While Lady Alison may well be a dedicated sportfisher, the social spaces are plentiful from the flybridge to the saloon. The interior is modern and warm with an inviting ambience. One of Upfold’s design briefs was for a large dining area to get plenty of people around and he has certainly achieved it. With the addition of a couple of occasional chairs around the oak table, nine people can dine in a comfortable relaxed atmosphere. Opposite is another large U-shaped lounger that like the dinette area incorporates large storage areas beneath.

There is a stainless steel grabrail down the centreline of the cabin top and in fact there are handholds placed strategically throughout the boat for safe passage aboard while cruising in a heavy sea.

As found on most Bill Upfold designed boats, the rear window drops electrically to open out into the cockpit where the business end of Lady Alison is found. The mezzanine’s alfresco dining area is destined to be one of the prime spots on the boat, out of the wind and totally focused on all the cockpit action. Plus the fact that the table drops to convert to an external berth is going to make it sought aft when Lady Alison is in the tropics.

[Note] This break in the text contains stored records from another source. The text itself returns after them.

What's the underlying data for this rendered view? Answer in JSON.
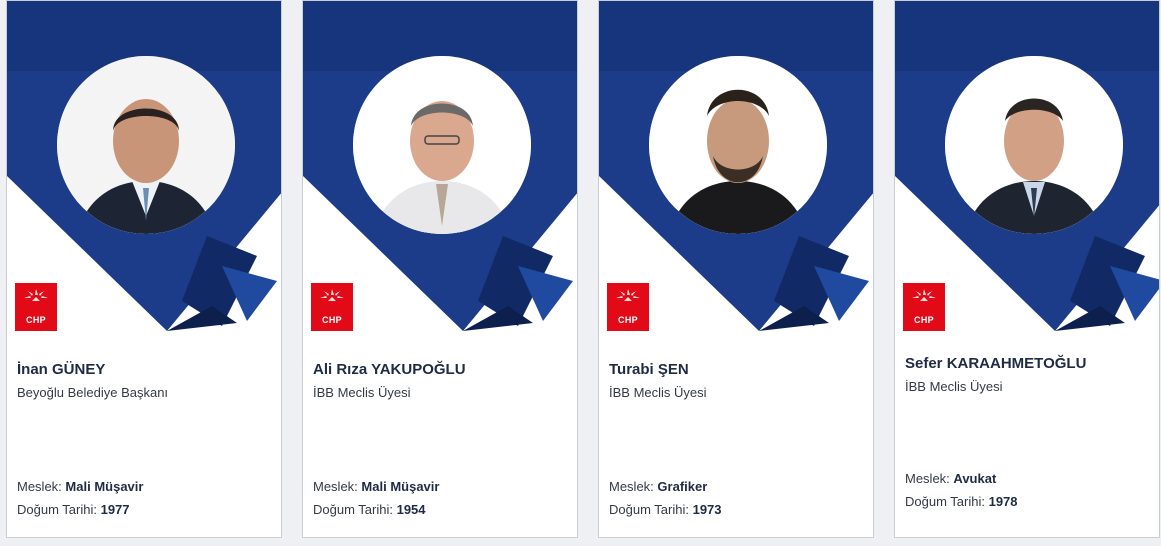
{
  "cards": [
    {
      "name": "İnan GÜNEY",
      "title": "Beyoğlu Belediye Başkanı",
      "profession_label": "Meslek:",
      "profession": "Mali Müşavir",
      "birth_label": "Doğum Tarihi:",
      "birth_year": "1977",
      "logo_text": "CHP"
    },
    {
      "name": "Ali Rıza YAKUPOĞLU",
      "title": "İBB Meclis Üyesi",
      "profession_label": "Meslek:",
      "profession": "Mali Müşavir",
      "birth_label": "Doğum Tarihi:",
      "birth_year": "1954",
      "logo_text": "CHP"
    },
    {
      "name": "Turabi ŞEN",
      "title": "İBB Meclis Üyesi",
      "profession_label": "Meslek:",
      "profession": "Grafiker",
      "birth_label": "Doğum Tarihi:",
      "birth_year": "1973",
      "logo_text": "CHP"
    },
    {
      "name": "Sefer KARAAHMETOĞLU",
      "title": "İBB Meclis Üyesi",
      "profession_label": "Meslek:",
      "profession": "Avukat",
      "birth_label": "Doğum Tarihi:",
      "birth_year": "1978",
      "logo_text": "CHP"
    }
  ],
  "colors": {
    "ribbon_dark": "#14285f",
    "ribbon_mid": "#1e4494",
    "ribbon_light": "#2f5bb8",
    "chp_red": "#e30a17"
  },
  "icons": [
    "person-photo",
    "chp-logo-icon"
  ]
}
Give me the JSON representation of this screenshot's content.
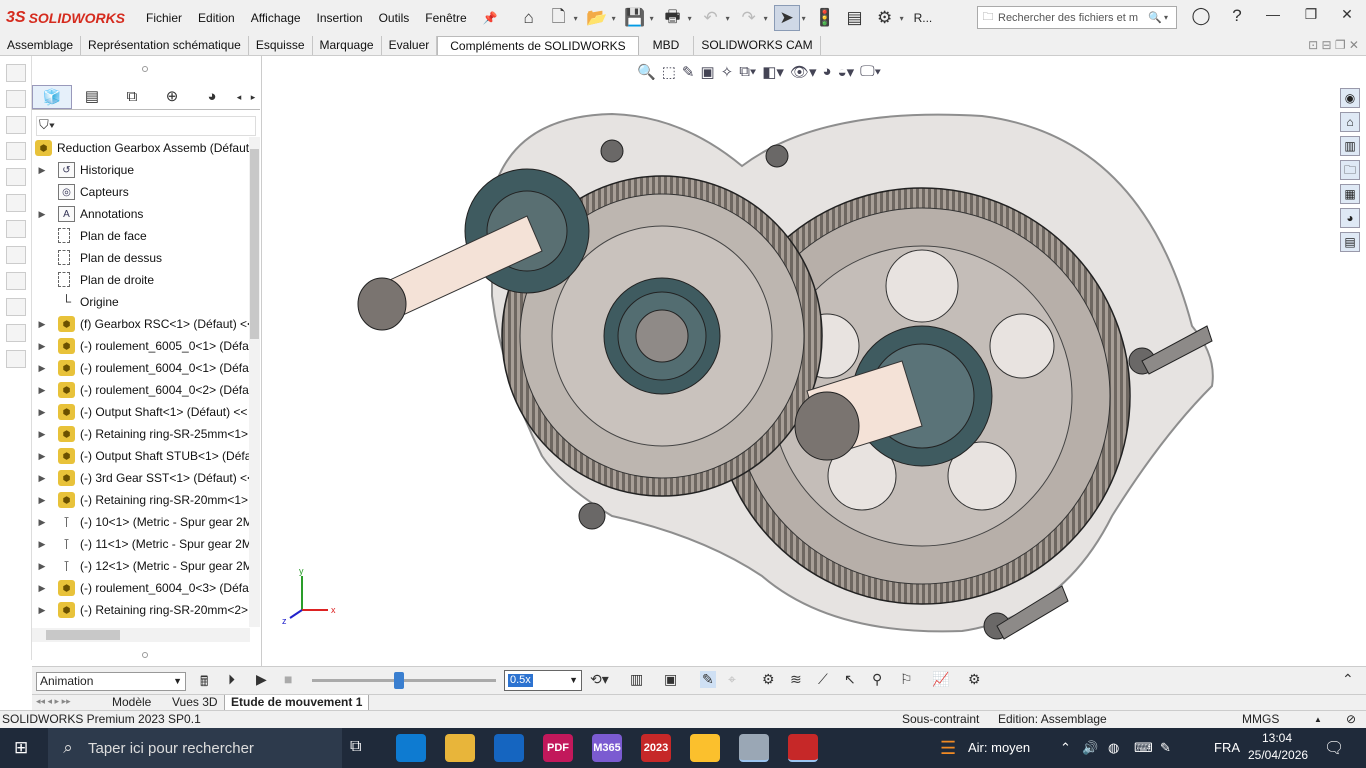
{
  "app": {
    "logo": "SOLIDWORKS",
    "logo_mark": "3S"
  },
  "menu": [
    "Fichier",
    "Edition",
    "Affichage",
    "Insertion",
    "Outils",
    "Fenêtre"
  ],
  "toolbar": {
    "rebuild_letter": "R...",
    "search_placeholder": "Rechercher des fichiers et m"
  },
  "command_tabs": [
    "Assemblage",
    "Représentation schématique",
    "Esquisse",
    "Marquage",
    "Evaluer",
    "Compléments de SOLIDWORKS",
    "MBD",
    "SOLIDWORKS CAM"
  ],
  "command_tabs_active": "Compléments de SOLIDWORKS",
  "tree": {
    "root": "Reduction Gearbox Assemb (Défaut",
    "items": [
      {
        "label": "Historique",
        "icon": "history-folder-icon"
      },
      {
        "label": "Capteurs",
        "icon": "sensor-icon"
      },
      {
        "label": "Annotations",
        "icon": "annotation-icon"
      },
      {
        "label": "Plan de face",
        "icon": "plane-icon"
      },
      {
        "label": "Plan de dessus",
        "icon": "plane-icon"
      },
      {
        "label": "Plan de droite",
        "icon": "plane-icon"
      },
      {
        "label": "Origine",
        "icon": "origin-icon"
      },
      {
        "label": "(f) Gearbox RSC<1> (Défaut) <<",
        "icon": "part-icon"
      },
      {
        "label": "(-) roulement_6005_0<1> (Défa",
        "icon": "part-icon"
      },
      {
        "label": "(-) roulement_6004_0<1> (Défa",
        "icon": "part-icon"
      },
      {
        "label": "(-) roulement_6004_0<2> (Défa",
        "icon": "part-icon"
      },
      {
        "label": "(-) Output Shaft<1> (Défaut) <<",
        "icon": "part-icon"
      },
      {
        "label": "(-) Retaining ring-SR-25mm<1>",
        "icon": "part-icon"
      },
      {
        "label": "(-) Output Shaft STUB<1> (Défa",
        "icon": "part-icon"
      },
      {
        "label": "(-) 3rd Gear SST<1> (Défaut) <<",
        "icon": "part-icon"
      },
      {
        "label": "(-) Retaining ring-SR-20mm<1>",
        "icon": "part-icon"
      },
      {
        "label": "(-) 10<1> (Metric - Spur gear 2M",
        "icon": "bolt-icon"
      },
      {
        "label": "(-) 11<1> (Metric - Spur gear 2M",
        "icon": "bolt-icon"
      },
      {
        "label": "(-) 12<1> (Metric - Spur gear 2M",
        "icon": "bolt-icon"
      },
      {
        "label": "(-) roulement_6004_0<3> (Défa",
        "icon": "part-icon"
      },
      {
        "label": "(-) Retaining ring-SR-20mm<2>",
        "icon": "part-icon"
      }
    ]
  },
  "triad": {
    "x": "x",
    "y": "y",
    "z": "z"
  },
  "animation": {
    "mode": "Animation",
    "speed": "0.5x",
    "slider_fraction": 0.47
  },
  "bottom_tabs": [
    "Modèle",
    "Vues 3D",
    "Etude de mouvement 1"
  ],
  "bottom_tabs_active": "Etude de mouvement 1",
  "status": {
    "product": "SOLIDWORKS Premium 2023 SP0.1",
    "constraint": "Sous-contraint",
    "mode": "Edition: Assemblage",
    "units": "MMGS"
  },
  "taskbar": {
    "search_placeholder": "Taper ici pour rechercher",
    "weather": "Air: moyen",
    "lang": "FRA",
    "time": "13:04",
    "date": "25/04/2026",
    "apps": [
      {
        "label": "",
        "color": "#0e7bd1"
      },
      {
        "label": "",
        "color": "#e8b53a"
      },
      {
        "label": "",
        "color": "#1565c0"
      },
      {
        "label": "PDF",
        "color": "#c2185b"
      },
      {
        "label": "M365",
        "color": "#7b5bd1"
      },
      {
        "label": "2023",
        "color": "#c62828"
      },
      {
        "label": "",
        "color": "#fbc02d"
      },
      {
        "label": "",
        "color": "#9aa7b5"
      },
      {
        "label": "",
        "color": "#c62828"
      }
    ]
  }
}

Opposite is the day head/shower and rod stowage for bottom fishing and the stainless steel flybridge ladder with teak treads. The remainder of the cockpit caters for every need for sportfishing from the four tuna tubes to the bait station, two live bait tanks and tag pole stowage. There’s also a large freezer in the sole to chill down the catch quickly and a cockpit helm. The teak decks all have recessed cleats and rod holders and naturally, being a sportfisher in the true sense there’s no boarding platform. There is even a cockpit winch for hauling the record gamefish aboard. Lady Alison is fitted with an Elite Marine/Chatfield game chair.

Any water that floods onto the cambered cockpit sole when backing-up is quickly removed via huge wastewater drains that are venturied out through the bottom of the hull, as well as deck scuppers. In addition, to cope with an extreme amount of water in the cockpit, the centre of the transom door also has a blowout panel.

While traditionally Upfold’s hulls feature warped underwater planing sections, Lady Alison is more of a conventional monohedron, with an 18-degree deadrise at the transom and a fine forward entry. The propellers are running in pockets. This was done to reduce the draft and enabled the shaft angle to be kept to a low 10 degrees.

Lady Alison has set the standard for a new range of Upfold designed sportfishers and is an outstanding example of builder Lloyd Stephenson’s skills as one of New Zealand’s leading custom boatbuilders. It is also a testament to both designer and builder that another client has signed for a slightly smaller version of Lady Alison.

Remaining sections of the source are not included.